Yes, we were preparing for the day when I could reach the level I wanted to reach. And yes, they were part of it. But they weren’t stage parents, or helicopter parents, or whatever other negative descriptions you want to use. My parents never berated a coach or forced me to do anything I didn’t want to do. I honestly think I could have decided to quit baseball and they would have been fine with it. They would have been disappointed, and they would have reminded me that I was wasting my God-given talent, but in the end they would have said, “Well, if that’s what you want to do,” and that would have been it.

That wasn’t a factor, though, since my whole life revolved around the game. I developed routines the way big-leaguers did. I would park my ’89 Camaro in the tree-lined parking lot behind the baseball field at Athens Drive and get dressed out of the trunk. I always blasted the same two songs: “Double Trouble” by Lynyrd Skynyrd and “Brand New Key” by Melanie. They were my baseball songs, and I never got sick of them. And I continued to kiss my momma and my granny before every game.

My daddy stopped coaching me before high school, and I brought the values he instilled in me to high school baseball. I always made sure to be respectful to the other team and the umpires. I always made sure to clean up the dugout after the game.

There were a lot of people who helped me improve, by giving me either instruction or opportunity. One of the men I always admired was Clay Council, who helped run the American Legion program in Cary. My brother played Cary Legion, and Coach Council was an assistant coach on that team. Whenever I didn’t have practice or a game, I would go to Jason’s practices and shag balls and hope to get in a few swings at the end of practice. That’s how I met Clay — he would always have time to throw a few to the thirteen-year-old who was hanging around with his older brother. And he’d always smile and talk to me at the games when I was chasing down foul balls so I could get the free hot dog that came with every ball you returned to the concession stand.

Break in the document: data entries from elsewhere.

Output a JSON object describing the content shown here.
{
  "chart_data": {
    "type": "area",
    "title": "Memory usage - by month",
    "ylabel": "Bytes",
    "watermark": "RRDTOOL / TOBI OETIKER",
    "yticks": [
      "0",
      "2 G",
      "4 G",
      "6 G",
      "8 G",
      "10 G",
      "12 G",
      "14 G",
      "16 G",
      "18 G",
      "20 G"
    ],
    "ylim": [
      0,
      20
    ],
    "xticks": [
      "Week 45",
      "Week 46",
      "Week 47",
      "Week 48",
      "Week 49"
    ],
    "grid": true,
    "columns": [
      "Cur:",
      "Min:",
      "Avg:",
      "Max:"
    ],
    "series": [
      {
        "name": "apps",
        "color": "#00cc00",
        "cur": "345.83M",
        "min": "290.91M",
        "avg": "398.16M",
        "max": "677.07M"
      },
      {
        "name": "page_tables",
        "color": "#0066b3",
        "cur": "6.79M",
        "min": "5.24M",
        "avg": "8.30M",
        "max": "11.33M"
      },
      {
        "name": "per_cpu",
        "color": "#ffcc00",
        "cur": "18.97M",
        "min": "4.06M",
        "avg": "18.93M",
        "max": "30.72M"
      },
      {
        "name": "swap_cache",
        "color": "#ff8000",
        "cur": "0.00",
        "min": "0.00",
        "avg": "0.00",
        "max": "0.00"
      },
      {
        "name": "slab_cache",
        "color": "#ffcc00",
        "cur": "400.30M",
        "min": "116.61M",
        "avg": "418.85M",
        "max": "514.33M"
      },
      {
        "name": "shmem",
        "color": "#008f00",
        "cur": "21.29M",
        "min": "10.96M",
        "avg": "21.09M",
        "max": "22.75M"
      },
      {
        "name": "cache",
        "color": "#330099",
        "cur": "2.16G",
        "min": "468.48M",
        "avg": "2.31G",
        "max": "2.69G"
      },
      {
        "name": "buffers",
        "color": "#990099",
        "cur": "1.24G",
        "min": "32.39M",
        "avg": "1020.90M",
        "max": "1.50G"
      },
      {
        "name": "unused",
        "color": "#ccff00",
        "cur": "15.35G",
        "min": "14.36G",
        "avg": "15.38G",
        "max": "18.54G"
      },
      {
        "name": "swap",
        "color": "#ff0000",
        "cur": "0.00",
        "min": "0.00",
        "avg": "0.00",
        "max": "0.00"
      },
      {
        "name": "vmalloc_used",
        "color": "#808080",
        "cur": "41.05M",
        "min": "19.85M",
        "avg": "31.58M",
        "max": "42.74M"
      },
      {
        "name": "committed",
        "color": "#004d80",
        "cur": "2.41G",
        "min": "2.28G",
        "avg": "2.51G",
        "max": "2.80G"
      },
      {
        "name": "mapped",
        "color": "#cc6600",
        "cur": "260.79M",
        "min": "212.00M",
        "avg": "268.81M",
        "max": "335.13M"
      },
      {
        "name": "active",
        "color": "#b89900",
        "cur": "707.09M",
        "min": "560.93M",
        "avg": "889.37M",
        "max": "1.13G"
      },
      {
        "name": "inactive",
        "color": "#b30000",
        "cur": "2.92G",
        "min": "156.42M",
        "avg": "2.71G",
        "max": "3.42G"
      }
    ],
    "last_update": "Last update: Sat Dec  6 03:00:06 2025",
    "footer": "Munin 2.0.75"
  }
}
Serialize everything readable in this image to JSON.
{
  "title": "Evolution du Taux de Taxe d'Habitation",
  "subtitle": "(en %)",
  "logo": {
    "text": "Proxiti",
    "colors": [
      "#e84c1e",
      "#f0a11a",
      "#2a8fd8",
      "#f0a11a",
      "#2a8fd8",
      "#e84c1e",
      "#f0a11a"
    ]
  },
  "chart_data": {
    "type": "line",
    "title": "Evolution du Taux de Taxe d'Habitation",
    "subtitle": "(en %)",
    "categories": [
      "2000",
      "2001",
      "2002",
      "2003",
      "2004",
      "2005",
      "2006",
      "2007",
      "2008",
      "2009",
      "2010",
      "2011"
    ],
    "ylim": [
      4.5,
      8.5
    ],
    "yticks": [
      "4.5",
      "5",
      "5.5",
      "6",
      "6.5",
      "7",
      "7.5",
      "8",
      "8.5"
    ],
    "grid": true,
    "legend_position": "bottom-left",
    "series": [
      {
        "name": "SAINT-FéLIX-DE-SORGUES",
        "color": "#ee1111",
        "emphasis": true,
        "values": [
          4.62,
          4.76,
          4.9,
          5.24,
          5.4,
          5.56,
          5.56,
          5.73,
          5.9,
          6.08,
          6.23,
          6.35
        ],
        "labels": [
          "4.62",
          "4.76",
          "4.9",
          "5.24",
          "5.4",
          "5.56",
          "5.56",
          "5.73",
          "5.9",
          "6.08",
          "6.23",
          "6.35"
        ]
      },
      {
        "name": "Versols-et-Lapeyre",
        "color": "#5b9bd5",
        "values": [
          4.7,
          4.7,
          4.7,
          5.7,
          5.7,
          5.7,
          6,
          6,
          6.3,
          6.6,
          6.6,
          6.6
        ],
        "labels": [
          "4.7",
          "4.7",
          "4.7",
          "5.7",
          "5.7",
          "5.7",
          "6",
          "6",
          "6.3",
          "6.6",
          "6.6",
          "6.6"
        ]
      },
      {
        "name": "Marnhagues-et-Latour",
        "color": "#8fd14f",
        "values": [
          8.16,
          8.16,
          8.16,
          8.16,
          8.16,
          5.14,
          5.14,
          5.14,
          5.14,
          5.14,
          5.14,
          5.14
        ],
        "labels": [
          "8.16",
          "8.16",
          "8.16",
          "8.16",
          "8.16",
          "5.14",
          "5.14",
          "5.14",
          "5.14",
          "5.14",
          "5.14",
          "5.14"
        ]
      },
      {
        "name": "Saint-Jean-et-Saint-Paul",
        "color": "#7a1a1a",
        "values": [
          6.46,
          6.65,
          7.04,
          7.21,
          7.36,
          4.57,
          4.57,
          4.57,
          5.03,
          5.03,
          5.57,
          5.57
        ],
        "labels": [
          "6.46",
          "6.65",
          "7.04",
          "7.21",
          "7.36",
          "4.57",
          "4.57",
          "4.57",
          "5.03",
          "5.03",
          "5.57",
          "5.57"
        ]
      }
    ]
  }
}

Coach Council was a quiet, friendly man with a deep North Carolina drawl. He was about sixty years old when I met him, and he had already devoted a good part of his life to helping local teenagers become better ballplayers. He was a great batting-practice pitcher, and it seemed he could throw for hours and hours. As long as someone wanted to hit, Coach Council was there to throw.

He became part of the landscape of amateur baseball around Raleigh, and even though I played on the Fuquay-Varina Legion team, I would occasionally see Coach Council at the various high school fields, always throwing to whoever wanted to hit. Because my daddy was someone who volunteered his time to coach youth baseball, I was always aware of the sacrifices other coaches were making for me and my teammates. I noticed that ballplayers didn’t always thank him for his time, and it made me more conscious of thanking him or any other coach.